Hubert Simpson, a Scot, now preaching in London has the flavor of the best Scottish imaginative exegesis in his reverent study of The Seven Words. “The fierce blast of Calvary shook his soul but could not alter its prevailing bent . . .” “Faith may seem to waver, hope to be at a low ebb; but love is always at full tide in the soul of Jesus.” This is a sample of the quality. It is deep spiritual insight expressed in high diction. There is illustration from the secret places of the soul—and from the seven seas. Human stuff gets a divine suffusion, from the Three Hours—and The Christ. Dr.
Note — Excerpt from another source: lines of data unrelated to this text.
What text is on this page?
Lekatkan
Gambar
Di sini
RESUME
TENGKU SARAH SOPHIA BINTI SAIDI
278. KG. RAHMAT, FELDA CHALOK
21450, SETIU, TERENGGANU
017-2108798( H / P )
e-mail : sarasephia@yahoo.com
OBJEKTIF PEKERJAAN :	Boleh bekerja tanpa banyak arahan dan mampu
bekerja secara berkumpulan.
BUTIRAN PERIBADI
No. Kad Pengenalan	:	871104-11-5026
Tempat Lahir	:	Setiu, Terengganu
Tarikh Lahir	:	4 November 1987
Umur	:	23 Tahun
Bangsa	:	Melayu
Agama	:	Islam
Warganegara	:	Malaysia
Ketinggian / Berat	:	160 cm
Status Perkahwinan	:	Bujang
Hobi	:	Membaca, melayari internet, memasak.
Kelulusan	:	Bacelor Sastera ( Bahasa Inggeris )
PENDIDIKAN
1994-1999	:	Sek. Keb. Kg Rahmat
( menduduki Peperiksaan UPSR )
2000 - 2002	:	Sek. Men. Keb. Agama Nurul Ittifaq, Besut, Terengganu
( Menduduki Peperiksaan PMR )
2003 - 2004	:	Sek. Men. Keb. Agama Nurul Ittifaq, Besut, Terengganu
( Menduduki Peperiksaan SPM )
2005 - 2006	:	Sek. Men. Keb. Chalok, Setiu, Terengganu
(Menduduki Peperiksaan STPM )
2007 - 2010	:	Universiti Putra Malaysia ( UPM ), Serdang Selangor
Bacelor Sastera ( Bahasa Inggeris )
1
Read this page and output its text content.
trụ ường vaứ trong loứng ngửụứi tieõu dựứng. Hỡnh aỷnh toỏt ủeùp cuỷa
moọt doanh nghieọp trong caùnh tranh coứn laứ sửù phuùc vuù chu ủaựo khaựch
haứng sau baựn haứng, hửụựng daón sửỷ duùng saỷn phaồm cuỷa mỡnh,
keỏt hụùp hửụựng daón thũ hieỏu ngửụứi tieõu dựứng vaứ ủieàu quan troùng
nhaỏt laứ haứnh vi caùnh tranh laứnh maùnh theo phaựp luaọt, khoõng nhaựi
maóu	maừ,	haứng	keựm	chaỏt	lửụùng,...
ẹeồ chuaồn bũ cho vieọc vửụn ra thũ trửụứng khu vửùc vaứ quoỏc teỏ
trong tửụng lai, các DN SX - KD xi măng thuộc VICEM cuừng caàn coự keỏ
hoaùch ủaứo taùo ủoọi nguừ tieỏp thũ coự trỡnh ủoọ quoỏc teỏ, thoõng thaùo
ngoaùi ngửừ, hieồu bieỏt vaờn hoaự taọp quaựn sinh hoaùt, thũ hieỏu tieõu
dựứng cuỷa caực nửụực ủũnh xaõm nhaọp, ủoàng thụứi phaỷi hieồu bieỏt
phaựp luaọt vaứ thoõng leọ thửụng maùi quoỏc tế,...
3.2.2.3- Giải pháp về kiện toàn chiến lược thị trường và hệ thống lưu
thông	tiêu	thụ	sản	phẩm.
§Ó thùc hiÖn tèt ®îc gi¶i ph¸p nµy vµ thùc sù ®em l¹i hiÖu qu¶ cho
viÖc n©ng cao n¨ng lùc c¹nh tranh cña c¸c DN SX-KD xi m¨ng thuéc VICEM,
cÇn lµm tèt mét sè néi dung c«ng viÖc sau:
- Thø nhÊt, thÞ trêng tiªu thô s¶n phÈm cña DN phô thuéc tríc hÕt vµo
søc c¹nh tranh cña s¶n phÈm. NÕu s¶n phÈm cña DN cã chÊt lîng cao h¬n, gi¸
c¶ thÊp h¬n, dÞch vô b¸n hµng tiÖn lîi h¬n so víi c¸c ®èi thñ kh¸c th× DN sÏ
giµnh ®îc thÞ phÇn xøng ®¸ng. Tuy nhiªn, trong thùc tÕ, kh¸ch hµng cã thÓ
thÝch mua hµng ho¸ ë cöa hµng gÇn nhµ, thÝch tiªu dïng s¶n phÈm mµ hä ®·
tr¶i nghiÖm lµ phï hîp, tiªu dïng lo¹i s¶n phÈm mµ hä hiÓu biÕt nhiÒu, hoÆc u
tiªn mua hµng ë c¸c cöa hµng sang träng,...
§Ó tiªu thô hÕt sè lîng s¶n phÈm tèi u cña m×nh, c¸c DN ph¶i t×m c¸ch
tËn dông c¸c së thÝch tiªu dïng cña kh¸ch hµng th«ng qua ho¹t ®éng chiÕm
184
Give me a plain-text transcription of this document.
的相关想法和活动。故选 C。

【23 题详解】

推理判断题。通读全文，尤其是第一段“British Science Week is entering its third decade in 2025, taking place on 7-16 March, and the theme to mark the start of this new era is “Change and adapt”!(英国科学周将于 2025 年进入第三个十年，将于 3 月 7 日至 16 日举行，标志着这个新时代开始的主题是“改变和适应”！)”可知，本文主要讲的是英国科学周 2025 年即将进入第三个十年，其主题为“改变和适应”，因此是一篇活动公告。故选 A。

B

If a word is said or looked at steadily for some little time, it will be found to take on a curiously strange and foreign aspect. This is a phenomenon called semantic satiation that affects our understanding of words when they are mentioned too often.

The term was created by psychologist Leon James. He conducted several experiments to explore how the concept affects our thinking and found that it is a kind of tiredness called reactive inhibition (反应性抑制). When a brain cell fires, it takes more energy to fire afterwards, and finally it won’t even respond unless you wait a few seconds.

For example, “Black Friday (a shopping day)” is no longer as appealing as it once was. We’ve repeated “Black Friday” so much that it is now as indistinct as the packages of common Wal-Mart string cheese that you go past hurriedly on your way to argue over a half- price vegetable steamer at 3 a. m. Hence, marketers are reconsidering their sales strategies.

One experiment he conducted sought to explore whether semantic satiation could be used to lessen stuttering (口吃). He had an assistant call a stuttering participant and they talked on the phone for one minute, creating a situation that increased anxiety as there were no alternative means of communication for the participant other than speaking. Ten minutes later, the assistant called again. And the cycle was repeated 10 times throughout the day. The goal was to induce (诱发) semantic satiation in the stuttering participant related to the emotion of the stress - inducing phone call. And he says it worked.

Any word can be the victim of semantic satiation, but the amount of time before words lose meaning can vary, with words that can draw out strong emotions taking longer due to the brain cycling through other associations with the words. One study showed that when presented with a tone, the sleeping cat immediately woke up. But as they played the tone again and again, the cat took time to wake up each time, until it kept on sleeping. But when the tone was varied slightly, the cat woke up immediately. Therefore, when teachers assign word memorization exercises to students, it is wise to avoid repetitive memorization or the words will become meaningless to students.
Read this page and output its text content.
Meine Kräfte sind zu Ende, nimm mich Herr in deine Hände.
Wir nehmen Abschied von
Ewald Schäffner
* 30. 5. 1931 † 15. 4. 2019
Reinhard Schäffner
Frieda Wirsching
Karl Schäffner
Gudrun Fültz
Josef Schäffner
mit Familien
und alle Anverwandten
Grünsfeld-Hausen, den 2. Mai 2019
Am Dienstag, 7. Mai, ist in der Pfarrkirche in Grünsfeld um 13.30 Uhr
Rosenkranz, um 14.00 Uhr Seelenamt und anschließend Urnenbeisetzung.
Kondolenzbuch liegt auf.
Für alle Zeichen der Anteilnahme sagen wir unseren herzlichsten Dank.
Simpson is a good companion in the darkness—you forget him and see Our Lord.
And Richard Roberts; that good Scribe with things new and old! “Raw human nature is much the same in New York as it was log ago in Jerusalem”; and “it is raw human nature that sets us our problems still!” Palestine was cosmopolitan, not the backwater; it was small but a world highway; in a word, their situation and ours are much alike. On this basis he makes “The Cross” and “The Strange Man” our contemporaries. And he does it well, no man equally, except Coffin (and with a different aspect of Jesus’ life, Stanley Jones in “The Man of the Mount”).
The Gospel in compelling form is in these books as it is in these men and their ministries. Devotion can take wings and leave the earth, but in these it climbs the Hills (and the Hill Golgotha) as it keeps its feet on the earth; most divine when it is most human, as is our Lord.